To clean the following columns, we first deleted rows where all 
these columns were empty.
+ BOROUGH  
+ ZIP CODE
+ LATITUDE  
+ LONGITUDE  
+ LOCATION


In [None]:
from openclean.operator.transform.filter import delete
from openclean.function.eval.base import Col
from openclean.function.eval.logic import And, Or

ds = delete(
      ds, 
      And(Col("BOROUGH")=="", Col("ZIP CODE")=="", Or(Col("LATITUDE")=="", Col("LATITUDE")=="0"), Or(Col("LONGITUDE")=="", Col("LONGITUDE")=="0"))
      )

Then, we introduced a master dataset that contains all borough-zip-location pairs in NYC. We built the dataset ourselves referring to two web pages: 
https://www.nycbynatives.com/nyc_info/new_york_city_zip_codes.php and https://gist.github.com/erichurst/7882666. By introducing this master dataset, we 
filled empty ZIP CODE and empty BOROUGH using LATITUDE and LONGITUDE. 

P.S. A better solution would be using Google Geocoding API, it can provide 
more accurate borough-zip-location information. However, using the API 
would cost hundreds of dollars. 

In [None]:
import pandas as pd

# Given location, return a zipcode.
# Reading a borough-zipcode-location list, then filling the zipcode by location data. 
url = "https://raw.githubusercontent.com/CharlesPoletowin/BigDataProject/main/nyc_zipcodes.csv"
df = pd.read_csv(url, index_col=0)
zipcodes = df.values

def location_to_zip(lat, lng, data):
  res = min(data, key = lambda x: abs(x[1] - lat) + abs(x[2] - lng))
  return str(int(res[0]))

ds = update(
    ds, 
    ["ZIP CODE", "LATITUDE", "LONGITUDE"], 
    lambda a,b,c: (location_to_zip(float(b), float(c), zipcodes), b, c) if (is_empty(a) and not is_empty(b) and not is_empty(c)) else (a, b, c)
    )

In [None]:
# Filling the borough.
df = pd.read_csv(url)
df = df[['BOR', 'ZIP']]
boroughs = df.values

def zip_to_borough(zip, data):
  res = min(data, key = lambda x: abs(x[1] - zip))
  return str(res[0])

ds = update(
    ds, 
    ["BOROUGH", "ZIP CODE"], 
    lambda a,b: (zip_to_borough(int(b), boroughs), b) if (is_empty(a) and not is_empty(b)) else (a, b)
    )

After filling ZIP CODE and BOROUGH using LATITUDE and LONGITUDE, there
were rows with only BOROUGH information.
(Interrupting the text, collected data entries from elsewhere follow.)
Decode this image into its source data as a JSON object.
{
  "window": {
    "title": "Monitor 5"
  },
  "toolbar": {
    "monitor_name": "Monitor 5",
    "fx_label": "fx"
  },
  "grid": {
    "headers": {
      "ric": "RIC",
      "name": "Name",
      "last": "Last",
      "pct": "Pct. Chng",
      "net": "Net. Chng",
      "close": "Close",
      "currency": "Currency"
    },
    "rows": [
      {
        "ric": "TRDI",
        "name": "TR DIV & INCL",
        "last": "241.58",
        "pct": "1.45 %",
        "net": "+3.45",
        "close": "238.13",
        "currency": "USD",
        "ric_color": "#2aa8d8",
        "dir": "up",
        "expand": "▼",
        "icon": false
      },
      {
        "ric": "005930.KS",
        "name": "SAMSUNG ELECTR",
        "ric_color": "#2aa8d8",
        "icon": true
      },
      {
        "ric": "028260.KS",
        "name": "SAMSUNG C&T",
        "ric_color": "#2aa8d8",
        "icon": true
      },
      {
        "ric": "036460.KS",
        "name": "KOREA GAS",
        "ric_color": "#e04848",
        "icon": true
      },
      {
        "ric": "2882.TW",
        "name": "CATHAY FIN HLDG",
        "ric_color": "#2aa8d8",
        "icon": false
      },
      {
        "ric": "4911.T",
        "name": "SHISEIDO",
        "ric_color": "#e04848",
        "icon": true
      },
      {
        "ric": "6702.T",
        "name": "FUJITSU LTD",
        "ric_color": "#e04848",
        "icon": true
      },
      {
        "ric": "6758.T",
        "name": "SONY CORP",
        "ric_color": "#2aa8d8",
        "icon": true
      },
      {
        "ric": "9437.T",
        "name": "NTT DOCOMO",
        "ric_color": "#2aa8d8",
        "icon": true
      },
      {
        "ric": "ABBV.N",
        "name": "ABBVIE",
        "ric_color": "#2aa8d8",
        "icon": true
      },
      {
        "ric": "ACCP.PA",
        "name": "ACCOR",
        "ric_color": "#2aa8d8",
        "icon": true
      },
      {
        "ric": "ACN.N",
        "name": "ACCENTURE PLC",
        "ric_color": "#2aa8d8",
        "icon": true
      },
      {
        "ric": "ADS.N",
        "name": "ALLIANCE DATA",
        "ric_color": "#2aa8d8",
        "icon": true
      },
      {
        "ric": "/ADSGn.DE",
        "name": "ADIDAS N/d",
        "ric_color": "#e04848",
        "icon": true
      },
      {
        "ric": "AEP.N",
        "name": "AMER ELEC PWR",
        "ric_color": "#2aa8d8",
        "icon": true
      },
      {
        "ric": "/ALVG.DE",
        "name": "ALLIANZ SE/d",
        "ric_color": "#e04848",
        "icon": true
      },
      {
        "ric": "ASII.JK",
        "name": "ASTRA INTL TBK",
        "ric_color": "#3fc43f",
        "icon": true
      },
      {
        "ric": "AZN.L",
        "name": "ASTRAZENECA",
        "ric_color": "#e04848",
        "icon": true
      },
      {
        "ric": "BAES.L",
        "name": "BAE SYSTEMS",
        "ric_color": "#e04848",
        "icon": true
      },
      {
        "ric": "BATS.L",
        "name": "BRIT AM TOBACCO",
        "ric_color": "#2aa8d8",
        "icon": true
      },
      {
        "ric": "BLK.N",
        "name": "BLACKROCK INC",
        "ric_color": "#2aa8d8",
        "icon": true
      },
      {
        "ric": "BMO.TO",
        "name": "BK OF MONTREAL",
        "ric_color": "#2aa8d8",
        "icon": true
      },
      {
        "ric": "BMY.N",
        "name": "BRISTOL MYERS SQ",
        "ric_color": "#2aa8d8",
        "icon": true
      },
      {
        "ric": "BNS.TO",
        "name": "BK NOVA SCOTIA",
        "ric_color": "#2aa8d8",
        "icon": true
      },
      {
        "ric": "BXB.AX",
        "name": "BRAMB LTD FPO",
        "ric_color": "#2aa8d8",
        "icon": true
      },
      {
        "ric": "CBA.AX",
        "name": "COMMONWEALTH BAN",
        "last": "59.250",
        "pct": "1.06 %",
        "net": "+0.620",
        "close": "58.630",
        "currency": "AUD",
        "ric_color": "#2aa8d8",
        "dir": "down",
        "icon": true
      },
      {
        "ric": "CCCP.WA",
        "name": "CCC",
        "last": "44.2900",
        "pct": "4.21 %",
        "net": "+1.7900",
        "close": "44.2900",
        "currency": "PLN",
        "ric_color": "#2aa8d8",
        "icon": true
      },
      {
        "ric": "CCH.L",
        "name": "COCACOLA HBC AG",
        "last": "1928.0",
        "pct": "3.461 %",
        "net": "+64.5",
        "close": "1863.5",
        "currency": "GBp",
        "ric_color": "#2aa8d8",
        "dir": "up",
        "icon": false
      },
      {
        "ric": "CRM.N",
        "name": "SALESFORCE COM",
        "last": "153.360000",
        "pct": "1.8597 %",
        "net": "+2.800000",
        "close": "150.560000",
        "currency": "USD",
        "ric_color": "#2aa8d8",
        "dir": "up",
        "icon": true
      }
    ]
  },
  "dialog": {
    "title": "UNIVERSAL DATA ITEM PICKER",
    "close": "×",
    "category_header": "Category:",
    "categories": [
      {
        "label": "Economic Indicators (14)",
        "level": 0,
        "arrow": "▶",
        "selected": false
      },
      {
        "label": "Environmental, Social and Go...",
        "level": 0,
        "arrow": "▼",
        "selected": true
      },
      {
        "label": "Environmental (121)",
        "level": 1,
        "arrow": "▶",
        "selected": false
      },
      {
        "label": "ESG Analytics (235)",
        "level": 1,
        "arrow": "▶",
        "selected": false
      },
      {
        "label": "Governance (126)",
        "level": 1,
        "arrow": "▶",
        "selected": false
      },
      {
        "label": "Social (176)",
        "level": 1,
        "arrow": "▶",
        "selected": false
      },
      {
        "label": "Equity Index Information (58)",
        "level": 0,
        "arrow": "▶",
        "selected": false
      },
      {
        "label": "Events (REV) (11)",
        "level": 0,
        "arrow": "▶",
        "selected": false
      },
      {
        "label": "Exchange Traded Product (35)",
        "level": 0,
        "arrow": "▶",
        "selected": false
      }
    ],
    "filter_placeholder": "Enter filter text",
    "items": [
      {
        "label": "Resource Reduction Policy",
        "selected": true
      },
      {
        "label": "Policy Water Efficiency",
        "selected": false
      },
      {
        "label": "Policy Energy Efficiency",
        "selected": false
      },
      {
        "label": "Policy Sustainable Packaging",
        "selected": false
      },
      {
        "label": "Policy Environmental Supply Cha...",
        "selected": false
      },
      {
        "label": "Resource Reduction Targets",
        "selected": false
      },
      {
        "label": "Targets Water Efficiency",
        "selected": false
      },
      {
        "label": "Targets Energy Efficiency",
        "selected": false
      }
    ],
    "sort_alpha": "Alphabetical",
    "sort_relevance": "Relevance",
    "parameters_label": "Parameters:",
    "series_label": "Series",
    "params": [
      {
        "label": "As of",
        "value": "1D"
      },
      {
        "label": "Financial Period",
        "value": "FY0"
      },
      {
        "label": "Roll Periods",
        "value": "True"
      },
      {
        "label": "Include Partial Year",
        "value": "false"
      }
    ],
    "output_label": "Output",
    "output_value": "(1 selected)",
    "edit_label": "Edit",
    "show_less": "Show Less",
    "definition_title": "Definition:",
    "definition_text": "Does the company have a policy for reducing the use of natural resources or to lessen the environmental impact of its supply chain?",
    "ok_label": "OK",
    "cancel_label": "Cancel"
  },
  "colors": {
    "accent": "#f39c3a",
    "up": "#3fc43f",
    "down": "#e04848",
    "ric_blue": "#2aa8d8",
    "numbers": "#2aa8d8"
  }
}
We determined that one 
location information was not enough for a row, so we deleted these rows. 

In [None]:
# delete null zips
ds = delete(
      ds, 
      Col("ZIP CODE")==""
      )

Lastly, there were rows with BOROUGH and ZIP CODE information but no other
location information, we filled columns LATITUDE, LONGITUDE, and LOCATION with 
"Unknown".

In [None]:
ds = update(
    ds, 
    ["LATITUDE", "LONGITUDE", "LOCATION"], 
    lambda a,b,c: ("Unknown", "Unknown", "Unknown") if (is_empty(a) or is_empty(b) or is_empty(c)) else (a, b, c)
    )

## 4.3 Maybe can be cleaned (too difficult ones):

For the following columns, correcting misspelling and replacing 
unrecognizable values were difficult so we merely filled the empties 
with "Unknown". 
+ ON STREET NAME  
+ CROSS STREET NAME  
+ OFF STREET NAME  

P.S. A better solution would be using Google Geocoding API, it can 
provide nearby street name information. However, as mentioned above, 
using the API would cost hundreds of dollars.

In [None]:
# clean null values
ds = update(
    ds, 
    "ON STREET NAME", 
    lambda x: "Unknown" if is_empty(x.strip()) else x.strip().upper()
    )

ds = update(
    ds, 
    "CROSS STREET NAME", 
    lambda x: "Unknown" if is_empty(x.strip()) else x.strip().upper()
    )

ds = update(
    ds, 
    "OFF STREET NAME", 
    lambda x: "Unknown" if is_empty(x.strip()) else x.strip().upper()
    )

# 5 Result
By the end of our cleaning, we filled all the empty values of the 
dataset. We deleted 10% of the dataset for better data quality. We 
enriched the dataset by using master dataset and other columns of the 
original data. We corrected misspellings and replaced unrecognizable 
values using KNN clusters. 

In [None]:
# print dataset's profile
profiles = dataset_profile(ds)
profiles.stats()

Unnamed: 0,total,empty,distinct,uniqueness,entropy
CRASH DATE,1658177,0,3422,0.002064,11.676122
CRASH TIME,1658177,0,1440,0.000868,8.926433
BOROUGH,1658177,0,5,3e-06,2.135558
ZIP CODE,1658177,0,240,0.000145,7.335288
LATITUDE,1658177,0,122345,0.073783,15.46246
LONGITUDE,1658177,0,95968,0.057876,15.178413
LOCATION,1658177,0,243350,0.146758,15.999979
ON STREET NAME,1658177,0,8505,0.005129,9.001317
CROSS STREET NAME,1658177,0,8839,0.005331,7.920956
OFF STREET NAME,1658177,0,158261,0.095443,3.306691